3. THE ONLY PLACE IN THE BAKAR AREA WITH TWO PUBLIC WELLS
Drinking water in the Primorje region was a treasure, and wells were genuine status symbols at that time. Praputnjak is the only place in the area of the City of Bakar that had as many as two public wells, which testified to the awareness of the importance of water being available to poorer residents who could not afford their own wells.
4. INCENTIVES FOR FARMERS IN THE 19th CENTURY
The people of Praputnjak were forward-thinking as early as the end of the 19th century. The Praputnjak Company from 1882 to 1900 on the basis of a land subsidy, distributed for free, among other things, large amounts of seeds, seedlings of vines and fruits, breeding cattle, and agricultural tools and machines, which enabled the people of Praputnjak to successfully engage in agriculture, especially growing grapes and keeping livestock.

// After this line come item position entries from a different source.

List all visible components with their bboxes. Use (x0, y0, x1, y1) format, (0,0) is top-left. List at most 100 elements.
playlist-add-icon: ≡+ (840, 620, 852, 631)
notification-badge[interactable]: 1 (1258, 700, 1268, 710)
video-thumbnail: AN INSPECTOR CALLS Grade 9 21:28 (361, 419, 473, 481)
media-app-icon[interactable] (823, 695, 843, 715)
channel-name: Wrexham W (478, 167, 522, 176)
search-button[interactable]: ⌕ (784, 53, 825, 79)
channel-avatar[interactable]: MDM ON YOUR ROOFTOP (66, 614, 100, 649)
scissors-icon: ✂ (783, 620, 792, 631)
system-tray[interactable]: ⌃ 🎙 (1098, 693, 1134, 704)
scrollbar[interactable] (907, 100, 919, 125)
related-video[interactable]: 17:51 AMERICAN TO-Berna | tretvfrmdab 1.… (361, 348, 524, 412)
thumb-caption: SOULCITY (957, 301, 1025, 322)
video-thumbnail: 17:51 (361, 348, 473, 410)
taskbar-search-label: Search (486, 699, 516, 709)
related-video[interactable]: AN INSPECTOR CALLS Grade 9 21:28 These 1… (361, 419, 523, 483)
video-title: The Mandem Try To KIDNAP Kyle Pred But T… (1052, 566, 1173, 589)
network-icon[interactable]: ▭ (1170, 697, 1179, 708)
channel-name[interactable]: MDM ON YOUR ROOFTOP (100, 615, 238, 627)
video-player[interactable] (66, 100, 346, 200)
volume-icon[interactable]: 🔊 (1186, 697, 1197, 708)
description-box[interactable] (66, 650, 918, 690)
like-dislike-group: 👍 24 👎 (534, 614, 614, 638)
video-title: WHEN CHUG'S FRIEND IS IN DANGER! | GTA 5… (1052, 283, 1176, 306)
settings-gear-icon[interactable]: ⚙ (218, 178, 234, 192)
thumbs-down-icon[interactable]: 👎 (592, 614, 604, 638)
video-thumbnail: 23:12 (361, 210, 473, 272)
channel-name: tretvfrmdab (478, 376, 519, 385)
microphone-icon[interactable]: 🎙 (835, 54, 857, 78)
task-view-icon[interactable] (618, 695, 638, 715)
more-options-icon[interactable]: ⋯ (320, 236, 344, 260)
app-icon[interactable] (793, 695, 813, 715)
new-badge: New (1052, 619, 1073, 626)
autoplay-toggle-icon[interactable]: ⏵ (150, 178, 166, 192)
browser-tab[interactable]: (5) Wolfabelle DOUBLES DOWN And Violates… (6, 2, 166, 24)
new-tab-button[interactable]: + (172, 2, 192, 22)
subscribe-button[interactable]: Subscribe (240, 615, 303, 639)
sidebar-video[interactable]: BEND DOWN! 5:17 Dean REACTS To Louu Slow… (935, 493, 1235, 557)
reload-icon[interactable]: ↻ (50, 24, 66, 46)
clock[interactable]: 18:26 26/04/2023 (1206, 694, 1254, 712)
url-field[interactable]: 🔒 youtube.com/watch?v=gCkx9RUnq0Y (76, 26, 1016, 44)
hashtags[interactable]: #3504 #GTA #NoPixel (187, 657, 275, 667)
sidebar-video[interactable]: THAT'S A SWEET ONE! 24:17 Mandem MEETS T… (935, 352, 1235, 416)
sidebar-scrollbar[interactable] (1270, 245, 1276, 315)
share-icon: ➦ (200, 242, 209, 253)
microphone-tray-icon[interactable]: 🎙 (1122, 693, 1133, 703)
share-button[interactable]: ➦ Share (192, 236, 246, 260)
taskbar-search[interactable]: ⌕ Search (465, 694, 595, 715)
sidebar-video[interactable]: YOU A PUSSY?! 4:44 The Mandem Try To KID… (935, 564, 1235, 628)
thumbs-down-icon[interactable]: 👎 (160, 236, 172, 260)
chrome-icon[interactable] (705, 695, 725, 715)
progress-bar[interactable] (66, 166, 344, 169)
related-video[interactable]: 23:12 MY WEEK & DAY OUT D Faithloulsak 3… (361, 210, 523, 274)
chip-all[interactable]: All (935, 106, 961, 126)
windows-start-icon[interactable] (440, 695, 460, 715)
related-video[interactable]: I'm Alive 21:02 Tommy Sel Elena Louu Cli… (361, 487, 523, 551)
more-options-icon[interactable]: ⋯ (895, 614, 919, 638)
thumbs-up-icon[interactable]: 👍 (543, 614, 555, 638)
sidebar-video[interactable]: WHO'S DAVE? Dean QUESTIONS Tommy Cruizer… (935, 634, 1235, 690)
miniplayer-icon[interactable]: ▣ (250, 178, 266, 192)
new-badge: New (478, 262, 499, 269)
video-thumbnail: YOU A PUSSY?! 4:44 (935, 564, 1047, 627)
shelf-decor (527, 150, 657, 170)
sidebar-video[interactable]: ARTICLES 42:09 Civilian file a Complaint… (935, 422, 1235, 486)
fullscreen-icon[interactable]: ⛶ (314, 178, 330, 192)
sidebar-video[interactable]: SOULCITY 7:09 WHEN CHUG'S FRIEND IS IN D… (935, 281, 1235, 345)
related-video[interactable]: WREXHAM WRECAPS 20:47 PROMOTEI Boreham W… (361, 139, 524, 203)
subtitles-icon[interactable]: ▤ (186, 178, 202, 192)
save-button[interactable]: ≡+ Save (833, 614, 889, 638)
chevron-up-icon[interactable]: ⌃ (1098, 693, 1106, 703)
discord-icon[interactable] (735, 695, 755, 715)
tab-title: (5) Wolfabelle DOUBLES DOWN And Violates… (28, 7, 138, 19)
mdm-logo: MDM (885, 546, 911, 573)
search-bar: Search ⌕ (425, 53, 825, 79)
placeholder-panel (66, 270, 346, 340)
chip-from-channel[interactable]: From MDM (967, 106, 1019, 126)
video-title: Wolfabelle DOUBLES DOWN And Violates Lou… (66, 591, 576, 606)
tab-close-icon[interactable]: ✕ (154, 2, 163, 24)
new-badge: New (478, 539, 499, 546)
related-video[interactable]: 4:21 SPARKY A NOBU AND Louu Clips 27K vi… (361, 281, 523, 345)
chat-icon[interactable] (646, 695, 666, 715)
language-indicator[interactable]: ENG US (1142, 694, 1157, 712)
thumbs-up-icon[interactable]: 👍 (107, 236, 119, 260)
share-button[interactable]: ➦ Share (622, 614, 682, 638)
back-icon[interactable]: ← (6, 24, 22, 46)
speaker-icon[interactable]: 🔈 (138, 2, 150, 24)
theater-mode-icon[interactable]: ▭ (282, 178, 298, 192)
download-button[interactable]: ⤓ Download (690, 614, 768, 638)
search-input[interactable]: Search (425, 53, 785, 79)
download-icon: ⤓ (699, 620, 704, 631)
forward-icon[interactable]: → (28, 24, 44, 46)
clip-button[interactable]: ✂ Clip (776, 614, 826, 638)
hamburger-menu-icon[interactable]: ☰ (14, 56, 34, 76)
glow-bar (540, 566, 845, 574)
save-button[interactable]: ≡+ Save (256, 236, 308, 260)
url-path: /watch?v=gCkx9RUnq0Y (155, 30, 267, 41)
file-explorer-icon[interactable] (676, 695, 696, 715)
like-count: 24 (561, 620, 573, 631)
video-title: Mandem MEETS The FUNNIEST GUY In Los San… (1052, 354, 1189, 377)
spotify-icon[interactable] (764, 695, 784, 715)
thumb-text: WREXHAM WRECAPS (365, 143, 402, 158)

5. TAKALA, THE FIRST REGISTERED CULTURAL LANDSCAPE
Due to its position and dry-stone walls, Takala, part of Bakar’s dry-stone terraces, was declared the first registered cultural landscape in the Republic of Croatia under the protection of the Ministry of Culture.
6. FROM BELINA TO BAKARSKA VODICA
The well-known sparkling wine Bakarska vodica was produced in the Takala area, which provided the people of Praputnjak with significant income. The annual production at the end of the 19th century was 30 wagons of wine per year, and for the value of one year of harvesting and selling wine, a beautiful brick residential building could be built in the village.
7. SUPERIOR SPARKLING WINE WAS PRODUCED EXCLUSIVELY BY FEMALE HANDS
As there are no cellars in the Primorje, the grapes were taken to taverns in Praputnjak, where the work of producing top-quality sparkling wine, due to its purity and orderliness of the procedure, was performed exclusively by women, which is a rarity in Europe. The production of Bakarska vodica in taverns is slowly disappearing and dying out. The Antić family is the last to produce it the old way on their family farm.
8. TAKALA IN NATIONAL GEOGRAPHIC
The phenomenon of steep dry-stone terraces was noticed in 1962 by National Geographic. It ran the story of Viktor Tadajević’s vineyards and the painstaking way of cultivating them. Journalist M. Grosvenor was fascinated by the steepness of the vineyards above the sea. He wrote: “Coastal ships sail so close to the shore that you can almost pick grapes from decks!”
9. A VILLAGE AT THE TOWN LEVEL
In Praputnjak, it is said that every litre of Bakarska vodica sold was invested in the education and progress of the village, which in many ways reached the level of the town. People of Praputnjak who emigrated had also been sending their earnings, so the monumental church of St. Joseph was erected through the efforts of emigrants who had been digging the Suez Canal. Many of them were illiterate and they educated their children so they could correspond with their families at home more easily and cheaply.
10. REVIVAL OF THE WOMEN’S TRADITIONAL CLOTHES
The black-and-white costume called “vrhnja” was the usual workwear (obučivalo) of diligent Praputnjak women who cultivated the land. It is made up of several layers: fris (petticoat), stomanja (shirt with wide pleated sleeves), vrhnja (outer garment), tarvez (apron), papuči (slippers) and rubac (headscarf). It is proudly worn and kept from oblivion by the ladies of heritage associations of Praputnjak.